The technology could also provide important physiological data in a wide range of patients with various clinical conditions. The ICM could become more complex and provide a better diagnostic approach to the patient with syncope and associated symptoms. There is no reason why the monitors need to be limited to providing heart rate information.

In the meantime, however, there are still some limitations inherent in ICMs in terms of arrhythmia monitoring. These include their potential to record noise and their finite amount of storage.

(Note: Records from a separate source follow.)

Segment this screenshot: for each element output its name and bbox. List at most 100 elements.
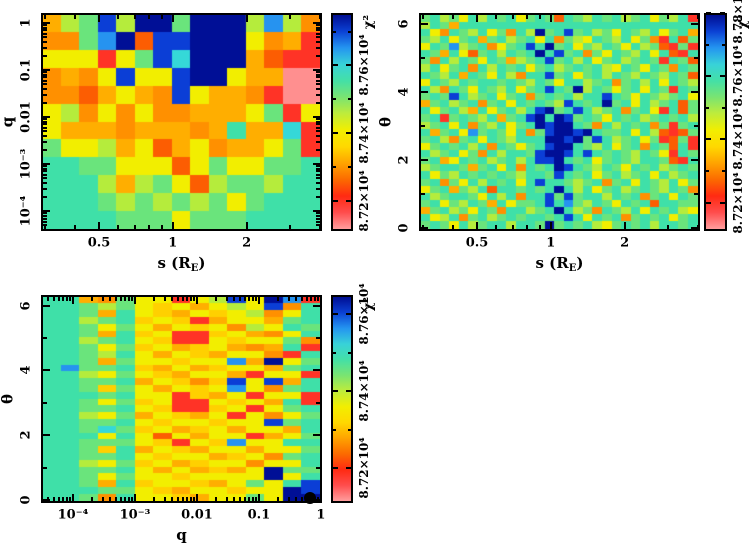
y-minor-tick [43,130,47,133]
x-tick [319,297,322,304]
x-minor-tick [214,497,217,501]
x-minor-tick [127,497,130,501]
y-minor-tick [316,54,320,57]
y-minor-tick [43,83,47,86]
y-tick [313,22,320,25]
y-minor-tick [43,93,47,96]
x-minor-tick [124,497,127,501]
x-axis-label-text: s (R [535,254,569,272]
x-minor-tick [69,297,72,301]
x-axis-label: q [176,528,187,546]
x-minor-tick [171,297,174,301]
y-minor-tick [316,165,320,168]
y-minor-tick [316,118,320,121]
y-tick-label: 10⁻³ [18,148,34,180]
x-minor-tick [248,297,251,301]
x-tick-label: 1 [316,507,326,523]
x-minor-tick [538,225,541,229]
y-minor-tick [43,170,47,173]
y-axis-label: θ [376,116,395,128]
y-minor-tick [43,32,47,35]
y-tick [43,69,50,72]
y-tick [313,163,320,166]
x-minor-tick [115,497,118,501]
y-tick [421,226,428,229]
x-minor-tick [225,497,228,501]
y-minor-tick [43,167,47,170]
y-minor-tick [43,212,47,215]
y-tick-label: 6 [396,19,412,29]
y-minor-tick [43,196,47,199]
x-minor-tick [90,297,93,301]
x-minor-tick [255,497,258,501]
x-minor-tick [276,297,279,301]
colorbar-gradient [333,15,351,229]
y-minor-tick [316,170,320,173]
x-minor-tick [193,497,196,501]
y-minor-tick [421,125,425,128]
x-tick [623,15,626,22]
x-tick [245,15,248,22]
x-minor-tick [186,297,189,301]
y-tick [313,369,320,372]
x-tick-label: 1 [546,235,556,251]
y-minor-tick [43,46,47,49]
y-minor-tick [43,224,47,227]
x-minor-tick [109,497,112,501]
x-tick [195,494,198,501]
y-tick [43,22,50,25]
y-minor-tick [316,29,320,32]
x-minor-tick [287,297,290,301]
x-minor-tick [421,15,424,19]
y-minor-tick [316,167,320,170]
y-tick-label: 0.01 [18,101,34,133]
y-minor-tick [43,134,47,137]
x-minor-tick [47,297,50,301]
x-tick [171,222,174,229]
x-minor-tick [177,297,180,301]
y-minor-tick [43,40,47,43]
y-minor-tick [316,93,320,96]
colorbar-tick-label: 8.74×10⁴ [731,108,745,170]
colorbar-tick [333,313,338,316]
x-minor-tick [47,497,50,501]
x-tick [98,15,100,22]
y-tick [43,210,50,213]
y-minor-tick [43,26,47,29]
y-minor-tick [316,126,320,129]
x-axis-label-subscript: E [568,263,577,274]
x-minor-tick [248,497,251,501]
x-minor-tick [255,297,258,301]
colorbar-tick-label: 8.72×10⁴ [357,437,371,499]
x-minor-tick [452,15,455,19]
x-tick-label: 0.5 [87,235,111,251]
y-tick-label: 2 [18,430,34,440]
y-minor-tick [694,192,698,195]
y-tick [421,159,428,162]
x-minor-tick [319,15,322,19]
y-minor-tick [316,32,320,35]
x-minor-tick [90,497,93,501]
x-minor-tick [62,497,65,501]
colorbar-minor-tick [706,43,709,46]
y-minor-tick [316,177,320,180]
x-minor-tick [74,225,77,229]
x-minor-tick [53,497,56,501]
x-minor-tick [317,497,320,501]
x-minor-tick [189,297,192,301]
x-minor-tick [101,297,104,301]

Still, the ICM could become a disruptive technology once we fully understand its potential, though a price tag comes with every new advent in technology. Therefore, the question to consider is whether ICM data could be meaningful, actionable, and cost-effective. Existing data suggest an expanding role of ICM use in various clinical situations.

Conclusions

ICMs have a growing role in evaluating patients with undiagnosed syncope, palpitations, and other suspected arrhythmic symptoms. Their use is evolving for the management of AF and assessing cryptogenic stroke. Otherwise, these conditions pose major diagnostic and therapeutic challenges. ICMs have been evaluated in these clinical contexts, and they may have a larger role to play in shortening the time to diagnosis and ultimately improving clinical outcomes. Novel functions for ICMs continue to emerge, and this movement will likely eventually disrupt our routine methods of evaluating and managing patients with suspected arrhythmias that presently cause diagnostic challenges.